Preliminary work in the Madhani lab has produced a library of >4000 well-validated, single-gene C. neoformans deletion strains, and I have developed a robust sequencing-based workflow to quantify these mutants in complex pools.

Leveraging these tools, I will systematically identify fungal virulence factors required for Dectin-1 evasion using an in vivo murine pulmonary infection model and an in vitro macrophage stimulation model.

To then define mechanisms of Dectin- 1 evasion, I will profile Dectin-1 evasion mutants for diverse phenotypes diagnostic of roles in either PAMP shielding or inflammatory suppression.

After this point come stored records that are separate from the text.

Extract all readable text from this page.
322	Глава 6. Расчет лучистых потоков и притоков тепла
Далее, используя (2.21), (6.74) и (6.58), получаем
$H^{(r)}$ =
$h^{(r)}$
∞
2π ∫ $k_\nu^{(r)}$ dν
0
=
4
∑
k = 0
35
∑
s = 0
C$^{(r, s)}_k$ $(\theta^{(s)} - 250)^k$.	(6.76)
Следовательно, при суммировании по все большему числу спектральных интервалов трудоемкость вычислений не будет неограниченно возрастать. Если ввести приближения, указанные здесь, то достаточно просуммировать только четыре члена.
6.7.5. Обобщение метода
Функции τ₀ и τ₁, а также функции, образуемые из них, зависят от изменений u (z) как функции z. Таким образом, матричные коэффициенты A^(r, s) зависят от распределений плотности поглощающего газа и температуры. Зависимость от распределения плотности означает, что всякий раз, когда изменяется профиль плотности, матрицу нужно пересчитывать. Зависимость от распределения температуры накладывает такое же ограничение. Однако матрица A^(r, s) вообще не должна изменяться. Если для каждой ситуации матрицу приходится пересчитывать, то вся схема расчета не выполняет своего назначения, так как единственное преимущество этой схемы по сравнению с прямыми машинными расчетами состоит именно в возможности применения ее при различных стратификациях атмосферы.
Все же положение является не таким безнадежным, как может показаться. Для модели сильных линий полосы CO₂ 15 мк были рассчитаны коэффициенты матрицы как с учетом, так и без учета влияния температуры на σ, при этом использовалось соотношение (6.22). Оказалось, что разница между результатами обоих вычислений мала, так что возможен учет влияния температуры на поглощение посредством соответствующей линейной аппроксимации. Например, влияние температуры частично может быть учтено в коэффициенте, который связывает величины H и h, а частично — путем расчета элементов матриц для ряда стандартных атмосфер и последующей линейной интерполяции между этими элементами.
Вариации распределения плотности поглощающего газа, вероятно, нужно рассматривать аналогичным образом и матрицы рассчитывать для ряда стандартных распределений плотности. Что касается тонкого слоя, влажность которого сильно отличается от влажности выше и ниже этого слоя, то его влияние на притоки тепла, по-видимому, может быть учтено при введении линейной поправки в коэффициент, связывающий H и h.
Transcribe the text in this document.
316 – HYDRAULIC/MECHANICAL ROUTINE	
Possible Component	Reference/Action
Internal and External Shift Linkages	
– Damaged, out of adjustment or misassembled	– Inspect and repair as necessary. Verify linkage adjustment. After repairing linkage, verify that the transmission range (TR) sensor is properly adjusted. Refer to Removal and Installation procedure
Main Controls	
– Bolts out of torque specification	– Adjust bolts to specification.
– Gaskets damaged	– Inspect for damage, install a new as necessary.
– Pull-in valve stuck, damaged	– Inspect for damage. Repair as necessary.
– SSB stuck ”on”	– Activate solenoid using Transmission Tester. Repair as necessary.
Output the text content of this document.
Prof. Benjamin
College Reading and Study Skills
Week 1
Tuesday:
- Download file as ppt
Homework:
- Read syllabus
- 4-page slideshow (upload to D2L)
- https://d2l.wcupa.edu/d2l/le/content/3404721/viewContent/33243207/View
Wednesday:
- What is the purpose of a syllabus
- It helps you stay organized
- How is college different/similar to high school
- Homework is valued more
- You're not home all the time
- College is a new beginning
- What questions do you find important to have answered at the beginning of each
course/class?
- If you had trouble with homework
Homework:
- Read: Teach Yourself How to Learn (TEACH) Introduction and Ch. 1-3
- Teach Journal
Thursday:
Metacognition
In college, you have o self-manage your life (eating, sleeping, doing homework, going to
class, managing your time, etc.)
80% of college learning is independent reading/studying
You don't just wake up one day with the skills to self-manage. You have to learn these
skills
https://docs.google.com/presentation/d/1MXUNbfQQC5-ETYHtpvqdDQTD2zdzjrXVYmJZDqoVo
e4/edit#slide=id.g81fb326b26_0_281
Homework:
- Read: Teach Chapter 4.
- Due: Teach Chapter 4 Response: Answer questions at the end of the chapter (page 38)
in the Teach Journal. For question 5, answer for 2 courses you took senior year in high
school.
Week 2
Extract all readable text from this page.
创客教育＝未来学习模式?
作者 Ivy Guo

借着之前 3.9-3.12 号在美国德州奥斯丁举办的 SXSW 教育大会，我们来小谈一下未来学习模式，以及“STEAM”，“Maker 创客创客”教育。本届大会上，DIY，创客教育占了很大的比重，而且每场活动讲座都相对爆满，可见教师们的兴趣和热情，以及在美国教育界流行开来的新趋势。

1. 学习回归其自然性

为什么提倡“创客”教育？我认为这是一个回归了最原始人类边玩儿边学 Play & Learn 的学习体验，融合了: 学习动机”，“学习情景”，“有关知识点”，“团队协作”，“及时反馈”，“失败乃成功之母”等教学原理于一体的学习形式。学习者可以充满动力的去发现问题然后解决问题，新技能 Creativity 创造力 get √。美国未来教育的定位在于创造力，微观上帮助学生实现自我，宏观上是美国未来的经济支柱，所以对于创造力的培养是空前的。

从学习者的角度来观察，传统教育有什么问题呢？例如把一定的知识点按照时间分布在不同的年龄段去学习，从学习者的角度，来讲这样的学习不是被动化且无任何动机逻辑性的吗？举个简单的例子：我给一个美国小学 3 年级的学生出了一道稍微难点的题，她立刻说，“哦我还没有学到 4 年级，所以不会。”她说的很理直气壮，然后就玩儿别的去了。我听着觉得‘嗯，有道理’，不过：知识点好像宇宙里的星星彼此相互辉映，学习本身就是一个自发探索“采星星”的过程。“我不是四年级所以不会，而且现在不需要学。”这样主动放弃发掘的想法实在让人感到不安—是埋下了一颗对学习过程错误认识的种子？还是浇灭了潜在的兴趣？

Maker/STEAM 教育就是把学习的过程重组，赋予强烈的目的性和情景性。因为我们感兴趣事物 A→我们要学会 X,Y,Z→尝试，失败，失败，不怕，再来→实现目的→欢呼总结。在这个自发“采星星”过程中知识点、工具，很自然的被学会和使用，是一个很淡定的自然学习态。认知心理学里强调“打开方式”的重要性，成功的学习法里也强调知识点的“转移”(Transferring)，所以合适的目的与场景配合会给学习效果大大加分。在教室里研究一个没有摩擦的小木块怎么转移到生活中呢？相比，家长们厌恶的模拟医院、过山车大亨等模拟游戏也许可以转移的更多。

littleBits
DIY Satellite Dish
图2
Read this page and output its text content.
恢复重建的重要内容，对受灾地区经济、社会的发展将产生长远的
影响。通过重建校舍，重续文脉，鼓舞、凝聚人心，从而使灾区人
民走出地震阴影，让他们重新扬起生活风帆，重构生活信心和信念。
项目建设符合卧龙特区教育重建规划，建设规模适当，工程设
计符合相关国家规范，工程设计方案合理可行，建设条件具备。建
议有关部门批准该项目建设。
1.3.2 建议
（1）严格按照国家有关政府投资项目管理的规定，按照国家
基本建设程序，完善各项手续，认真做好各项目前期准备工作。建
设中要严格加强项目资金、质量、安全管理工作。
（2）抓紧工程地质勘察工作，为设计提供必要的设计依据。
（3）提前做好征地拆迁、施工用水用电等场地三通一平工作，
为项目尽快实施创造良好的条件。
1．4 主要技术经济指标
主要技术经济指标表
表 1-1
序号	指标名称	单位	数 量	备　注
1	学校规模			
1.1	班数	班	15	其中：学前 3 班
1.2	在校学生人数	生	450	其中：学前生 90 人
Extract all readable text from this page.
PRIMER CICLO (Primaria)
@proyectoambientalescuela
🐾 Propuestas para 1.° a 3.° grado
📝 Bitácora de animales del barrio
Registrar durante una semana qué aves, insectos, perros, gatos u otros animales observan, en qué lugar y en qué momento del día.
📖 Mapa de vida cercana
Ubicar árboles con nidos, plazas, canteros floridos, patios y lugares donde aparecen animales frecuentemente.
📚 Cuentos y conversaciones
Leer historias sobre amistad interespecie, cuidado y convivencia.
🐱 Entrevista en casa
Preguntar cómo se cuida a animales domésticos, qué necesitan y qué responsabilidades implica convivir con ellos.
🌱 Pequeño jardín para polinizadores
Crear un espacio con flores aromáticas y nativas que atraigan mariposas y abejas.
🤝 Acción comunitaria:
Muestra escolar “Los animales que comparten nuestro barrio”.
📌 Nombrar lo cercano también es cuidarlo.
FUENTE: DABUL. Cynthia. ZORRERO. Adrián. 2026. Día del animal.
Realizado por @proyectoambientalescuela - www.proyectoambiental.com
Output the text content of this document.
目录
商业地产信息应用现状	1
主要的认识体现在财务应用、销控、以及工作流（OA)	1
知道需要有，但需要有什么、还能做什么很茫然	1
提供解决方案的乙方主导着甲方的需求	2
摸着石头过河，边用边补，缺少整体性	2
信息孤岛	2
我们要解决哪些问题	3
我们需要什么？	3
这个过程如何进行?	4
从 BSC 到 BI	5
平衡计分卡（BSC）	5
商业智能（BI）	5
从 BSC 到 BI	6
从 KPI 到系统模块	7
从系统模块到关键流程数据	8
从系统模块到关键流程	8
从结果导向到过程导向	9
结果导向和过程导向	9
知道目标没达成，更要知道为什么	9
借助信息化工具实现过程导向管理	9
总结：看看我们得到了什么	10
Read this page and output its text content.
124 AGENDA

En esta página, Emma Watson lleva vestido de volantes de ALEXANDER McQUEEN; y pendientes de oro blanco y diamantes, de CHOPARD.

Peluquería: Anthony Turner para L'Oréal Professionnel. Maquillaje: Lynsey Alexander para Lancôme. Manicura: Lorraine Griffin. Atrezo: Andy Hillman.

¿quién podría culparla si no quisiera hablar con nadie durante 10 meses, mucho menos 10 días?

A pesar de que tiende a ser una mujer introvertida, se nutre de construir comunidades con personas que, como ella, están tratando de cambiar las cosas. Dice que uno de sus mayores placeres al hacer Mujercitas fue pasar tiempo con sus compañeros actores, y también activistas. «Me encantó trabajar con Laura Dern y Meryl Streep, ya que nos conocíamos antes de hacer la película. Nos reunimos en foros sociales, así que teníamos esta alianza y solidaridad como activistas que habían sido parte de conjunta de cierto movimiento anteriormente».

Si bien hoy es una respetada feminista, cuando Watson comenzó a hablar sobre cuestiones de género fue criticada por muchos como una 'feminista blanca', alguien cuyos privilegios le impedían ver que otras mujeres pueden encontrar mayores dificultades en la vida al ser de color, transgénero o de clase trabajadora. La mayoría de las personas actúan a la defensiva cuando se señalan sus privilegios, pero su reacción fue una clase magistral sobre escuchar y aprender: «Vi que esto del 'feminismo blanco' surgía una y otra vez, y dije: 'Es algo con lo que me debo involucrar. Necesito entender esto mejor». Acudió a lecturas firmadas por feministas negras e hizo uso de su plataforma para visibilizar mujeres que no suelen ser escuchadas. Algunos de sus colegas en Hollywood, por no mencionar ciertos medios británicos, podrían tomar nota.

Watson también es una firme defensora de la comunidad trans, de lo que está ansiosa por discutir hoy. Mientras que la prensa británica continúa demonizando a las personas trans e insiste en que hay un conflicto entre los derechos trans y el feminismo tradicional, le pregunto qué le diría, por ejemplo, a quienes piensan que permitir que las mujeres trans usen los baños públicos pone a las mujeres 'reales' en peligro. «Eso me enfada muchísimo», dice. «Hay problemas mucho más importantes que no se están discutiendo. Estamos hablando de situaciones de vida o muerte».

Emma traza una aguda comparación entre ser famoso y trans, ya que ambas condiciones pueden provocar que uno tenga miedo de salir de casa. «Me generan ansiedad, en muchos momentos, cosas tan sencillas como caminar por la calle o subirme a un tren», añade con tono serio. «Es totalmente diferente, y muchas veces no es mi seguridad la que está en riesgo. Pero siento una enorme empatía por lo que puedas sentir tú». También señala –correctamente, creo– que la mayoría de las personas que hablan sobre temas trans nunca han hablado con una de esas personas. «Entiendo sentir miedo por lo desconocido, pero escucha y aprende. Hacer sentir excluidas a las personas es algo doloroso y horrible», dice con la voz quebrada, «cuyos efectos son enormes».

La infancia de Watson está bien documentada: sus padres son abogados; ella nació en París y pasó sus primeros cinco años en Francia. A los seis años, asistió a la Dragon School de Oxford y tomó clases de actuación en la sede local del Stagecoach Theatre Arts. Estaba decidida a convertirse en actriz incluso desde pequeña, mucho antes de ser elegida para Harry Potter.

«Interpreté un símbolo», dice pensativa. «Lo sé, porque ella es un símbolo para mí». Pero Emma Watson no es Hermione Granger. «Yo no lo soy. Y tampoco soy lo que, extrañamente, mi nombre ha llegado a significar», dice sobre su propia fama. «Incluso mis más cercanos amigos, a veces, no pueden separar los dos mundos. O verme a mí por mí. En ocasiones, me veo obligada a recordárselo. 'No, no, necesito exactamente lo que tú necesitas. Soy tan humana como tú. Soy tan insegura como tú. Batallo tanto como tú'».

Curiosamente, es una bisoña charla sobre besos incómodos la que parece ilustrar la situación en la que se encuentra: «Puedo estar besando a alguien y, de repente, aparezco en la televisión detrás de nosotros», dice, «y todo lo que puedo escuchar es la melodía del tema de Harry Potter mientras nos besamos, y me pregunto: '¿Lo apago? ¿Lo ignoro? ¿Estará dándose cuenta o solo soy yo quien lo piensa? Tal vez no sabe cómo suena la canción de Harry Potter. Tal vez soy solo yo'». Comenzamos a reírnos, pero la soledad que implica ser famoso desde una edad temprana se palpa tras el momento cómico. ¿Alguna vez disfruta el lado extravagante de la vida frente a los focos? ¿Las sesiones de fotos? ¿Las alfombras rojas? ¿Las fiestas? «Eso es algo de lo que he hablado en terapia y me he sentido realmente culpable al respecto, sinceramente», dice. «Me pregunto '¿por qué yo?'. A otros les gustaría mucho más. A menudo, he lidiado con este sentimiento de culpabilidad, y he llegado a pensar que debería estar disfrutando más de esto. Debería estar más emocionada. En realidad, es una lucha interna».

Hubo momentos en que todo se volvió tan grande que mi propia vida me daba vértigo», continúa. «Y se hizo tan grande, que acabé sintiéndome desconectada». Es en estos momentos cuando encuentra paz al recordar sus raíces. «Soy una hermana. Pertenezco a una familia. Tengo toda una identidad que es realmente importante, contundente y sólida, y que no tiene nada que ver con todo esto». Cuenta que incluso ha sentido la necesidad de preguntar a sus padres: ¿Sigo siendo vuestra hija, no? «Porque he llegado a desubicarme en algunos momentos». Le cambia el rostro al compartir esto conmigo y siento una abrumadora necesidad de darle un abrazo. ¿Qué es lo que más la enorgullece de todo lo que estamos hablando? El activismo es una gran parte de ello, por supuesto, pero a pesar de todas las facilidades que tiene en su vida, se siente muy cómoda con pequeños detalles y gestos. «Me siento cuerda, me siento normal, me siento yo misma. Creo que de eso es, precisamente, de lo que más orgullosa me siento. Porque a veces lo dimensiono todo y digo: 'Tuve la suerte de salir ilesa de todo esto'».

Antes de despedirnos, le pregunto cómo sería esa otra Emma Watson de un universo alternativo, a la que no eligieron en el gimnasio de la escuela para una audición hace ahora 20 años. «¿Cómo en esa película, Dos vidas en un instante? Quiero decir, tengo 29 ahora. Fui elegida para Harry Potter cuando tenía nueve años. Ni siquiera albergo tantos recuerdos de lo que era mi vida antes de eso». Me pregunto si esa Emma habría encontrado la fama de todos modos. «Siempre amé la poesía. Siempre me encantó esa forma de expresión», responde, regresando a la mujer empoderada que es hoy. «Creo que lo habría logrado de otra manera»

This will classify novel evasion factors as acting through one or both of these mechanisms, thereby revealing the extent to which PAMP shielding and inflammatory suppression influence Dectin-1 evasion.

Thus, by identifying the factors that subvert a key antifungal sensing pathway and defining the mechanisms through which this pathway is neutralized, this work addresses an important knowledge gap in cryptococcal pathogenesis and will provide a foundational understanding for how invasive fungi overcome innate defenses.